Bugüne bakacak olursak Dağlık Karabağ’da artık hiç Azerbaycanlı yaşamıyor ve savaşın neden olduğu toplam ölü sayısı 30 bin civarında. Sadece, Ermenilerin 1992 yılında yaptığı Hocalı katliamında 613 kişi öldürülmüş, 487 kişi de sakat bırakılmıştır. Savaş nedeniyle Azerbaycan’ın uğradığı maddi zarar ise 22 milyar doları bulmaktadır.
JAPONYA’NIN İKİ YÜZLÜLÜĞÜ
Japonya Kabine Genel Sekreteri Yoshihide Suga, harekâtın bölgedeki gerginliği tırmandırdığını, Suriye krizinin askeri yöntemlerle çözülemeyeceğini kaydetti.
Bu açıklama ise, pasifize siyasetten vazgeçip son yıllarda yasalarını savunmacı tutumdan aktif konuma taşımaya çalışan Japonya politikaları ile pek uyuşmuyor.
Yıllarca Kore’yi işgali altında bulunduran Japonya’nın 2015 de senatoda kabul ettiği Terör yasasını çabuk unuttuğu görülüyor.
Yasa ise, ‘örneğin, Kuzey ile bir çatışma durumunda Güney Kore’ye lojistik destek vermek, Kuzey Kore’nin ABD’yi hedef alan füzelerini düşürmek (Japonya için tehdit unsuru oluşturmasalar dahi), deniz ticaret yollarının güvenliğini sağlamak (bu yolların kullanımının kısıtlanması Japonya’nın bekası için tehdit oluşturması durumunda) için askeri operasyon düzenlemek’ gibi eylemleri kapsıyor.
İNGİLTERE,AMERİKA ve İSRAİL’İN SAVAŞI KILIFINA GÖRE UYDURMA YÖNTEMLERİ
İNGİLTERE
İngiltere Barış Pınarı Harekatı sonrasında ‘operasyonun insani sonuçları ağır olursa, Erdoğan biliyor ki uluslararası suçlamalara – ve muhtemel ABD ve Avrupa Birliği yaptırımlarına – maruz kalacak.’ Şeklinde açıklamada bulundu.
Oysa tarihi sömürgeler ve işgallerle dolu olan İngiltere , kendi askeri politikalarında BM maddelerini kendine göre yorumlayarak, eylemlerini kendine göre meşrulaştırdığı Caroline olayını unutmuşa benziyor.
Caroline olayı:
Caroline olayı, 1837’de Kanada’nın İngiltere’ye karşı verdiği bağımsızlık savaşı sırasında çıkmıştır. Savaş sırasında Kanadalılar ihtiyaç hissettikçe yakındaki ABD eyaletlerine sığınıyor ve onlardan yardım alıyordu. ABD Hükümeti tarafsızlık politikası izliyordu.

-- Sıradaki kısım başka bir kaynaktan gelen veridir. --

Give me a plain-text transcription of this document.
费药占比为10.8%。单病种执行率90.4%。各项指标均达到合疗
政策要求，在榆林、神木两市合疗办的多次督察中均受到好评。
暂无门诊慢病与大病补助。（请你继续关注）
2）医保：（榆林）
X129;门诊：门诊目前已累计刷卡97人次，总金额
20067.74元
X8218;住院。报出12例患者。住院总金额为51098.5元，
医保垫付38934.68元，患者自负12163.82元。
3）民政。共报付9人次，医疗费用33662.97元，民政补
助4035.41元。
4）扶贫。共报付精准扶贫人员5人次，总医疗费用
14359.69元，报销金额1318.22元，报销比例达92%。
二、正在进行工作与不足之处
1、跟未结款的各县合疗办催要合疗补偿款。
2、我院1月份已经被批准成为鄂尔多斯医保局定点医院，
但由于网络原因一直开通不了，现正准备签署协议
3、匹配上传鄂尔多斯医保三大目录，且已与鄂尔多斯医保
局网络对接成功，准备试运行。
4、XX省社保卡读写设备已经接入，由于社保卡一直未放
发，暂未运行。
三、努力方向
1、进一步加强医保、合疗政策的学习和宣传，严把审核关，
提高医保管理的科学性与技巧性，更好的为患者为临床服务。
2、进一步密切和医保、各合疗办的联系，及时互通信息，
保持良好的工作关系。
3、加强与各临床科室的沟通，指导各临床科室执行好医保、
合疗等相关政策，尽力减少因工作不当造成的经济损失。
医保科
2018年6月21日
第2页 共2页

Kanadalılar, Kanada’daki Navy adasından İngiliz gemilerine saldırıyor ve ihtiyaç duydukları silah yardımını Caroline adlı bir Amerikan bandıralı gemi vasıtasıyla temin ediyorlardı. Ancak İngilizler Caroline’i bir Amerikan limanı olan Schlosser’de ele geçirmiş, ders olsun diye de Niagara Şelalesinden aşağı atmıştır. Bu olayda bazı ABD vatandaşları yaşamını yitirmiş, bunun üzerine sorumlu görülen bir İngiliz tutuklanmıştır. Olay sonrasında İngiliz Dışişleri Bakanı, İngiltere’nin meşru müdafaa ve kendini koruma hakkına dayanarak bu eylemi gerçekleştirdiğini ifade etmiştir. Bu olayda İngiltere, gemiyi yok ederken meşru müdafaa hakkı çerçevesinde hareket ettiğini ileri sürmüştü. İngiltere’ye göre Caroline korsan bir gemiydi ve ABD kendi sınır hattında kendi yasasını uygulayamadığına göre İngiltere meşru savunma için gerekli önlemleri almıştı. ABD, İngiltere’nin bu görüşünü reddetmiş ve sorun hakemliğe götürülmüştür. Hakemlik kararına göre meşru müdafaa hakkının kullanılması için tehlikenin o an ortaya çıkmış, ani, başa çıkılmaz ve başka hiç bir korunma yoluna başvurmaya imkân bırakmayacak nitelikte olması gerektiği belirtilmiş ve bu olayda İngiltere’nin meşru müdafaa boyutlarını aştığı ortaya çıkmıştır.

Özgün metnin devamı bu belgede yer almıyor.